Alors ceux-là, les trompés, les cocus, les enflés, je les juge coupables, allons, pas autant que les arrivistes, mais coupables tout de même, d’avoir été naïfs et paresseux – contrairement aux arrivistes qui ne le sont pas et ne méritent aucune grâce -, coupables d’avoir soutenu le PS, cette deuxième droite comme l’ont qualifiée Jean-Pierre Garnier et Louis Janover, une deuxième droite qui n’a de socialiste que l’intitulé trompeur et dont la fonction a été et reste aujourd’hui de désarmer les salariés devant une offensive patronale de période de crise et de soumettre la France à l’OTAN, à l’Europe et à un capital dont la voracité est illimitée.

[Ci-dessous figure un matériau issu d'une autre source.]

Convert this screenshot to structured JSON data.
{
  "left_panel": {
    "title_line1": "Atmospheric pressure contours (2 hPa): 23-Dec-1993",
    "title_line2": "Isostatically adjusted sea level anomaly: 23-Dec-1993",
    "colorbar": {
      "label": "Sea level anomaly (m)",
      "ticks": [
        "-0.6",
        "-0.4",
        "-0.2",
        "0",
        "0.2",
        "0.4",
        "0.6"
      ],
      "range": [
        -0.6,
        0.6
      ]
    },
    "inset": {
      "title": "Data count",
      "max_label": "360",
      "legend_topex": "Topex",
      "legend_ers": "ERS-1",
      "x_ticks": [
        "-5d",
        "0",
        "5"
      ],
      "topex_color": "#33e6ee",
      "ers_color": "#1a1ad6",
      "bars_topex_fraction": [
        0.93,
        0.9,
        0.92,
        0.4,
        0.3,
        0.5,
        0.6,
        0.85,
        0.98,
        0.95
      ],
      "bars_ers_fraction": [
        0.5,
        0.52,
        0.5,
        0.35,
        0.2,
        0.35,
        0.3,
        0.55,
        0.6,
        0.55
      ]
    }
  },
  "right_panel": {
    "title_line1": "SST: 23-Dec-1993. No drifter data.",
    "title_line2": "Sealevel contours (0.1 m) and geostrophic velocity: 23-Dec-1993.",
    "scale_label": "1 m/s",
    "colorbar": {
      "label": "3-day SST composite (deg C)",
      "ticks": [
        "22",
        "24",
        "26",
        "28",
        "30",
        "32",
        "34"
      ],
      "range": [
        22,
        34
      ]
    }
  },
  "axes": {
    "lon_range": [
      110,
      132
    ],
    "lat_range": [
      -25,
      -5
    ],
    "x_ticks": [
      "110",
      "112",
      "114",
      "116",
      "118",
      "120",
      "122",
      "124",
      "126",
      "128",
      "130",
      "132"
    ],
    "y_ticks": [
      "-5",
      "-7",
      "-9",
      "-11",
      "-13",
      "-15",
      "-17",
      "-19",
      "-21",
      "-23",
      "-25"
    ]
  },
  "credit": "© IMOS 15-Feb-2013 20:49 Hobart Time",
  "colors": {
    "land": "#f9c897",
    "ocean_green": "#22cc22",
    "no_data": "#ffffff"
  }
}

Hamon le frondeur, les cocus et les arrivistes…

Bruno Adrie

 

*Citations tirées de Etienne Girard, « Du MJS à la primaire : Benoît Hamon, 25 ans de combines au PS », Marianne, Dimanche 22 Janvier 2017 

** « Today there are no Communists in France. Or not many … the left was in government for 15 years in which we liberalised the economy and opened up the markets to finance and privatisations. There is no big fear » , The Guardian, 17 février 2012.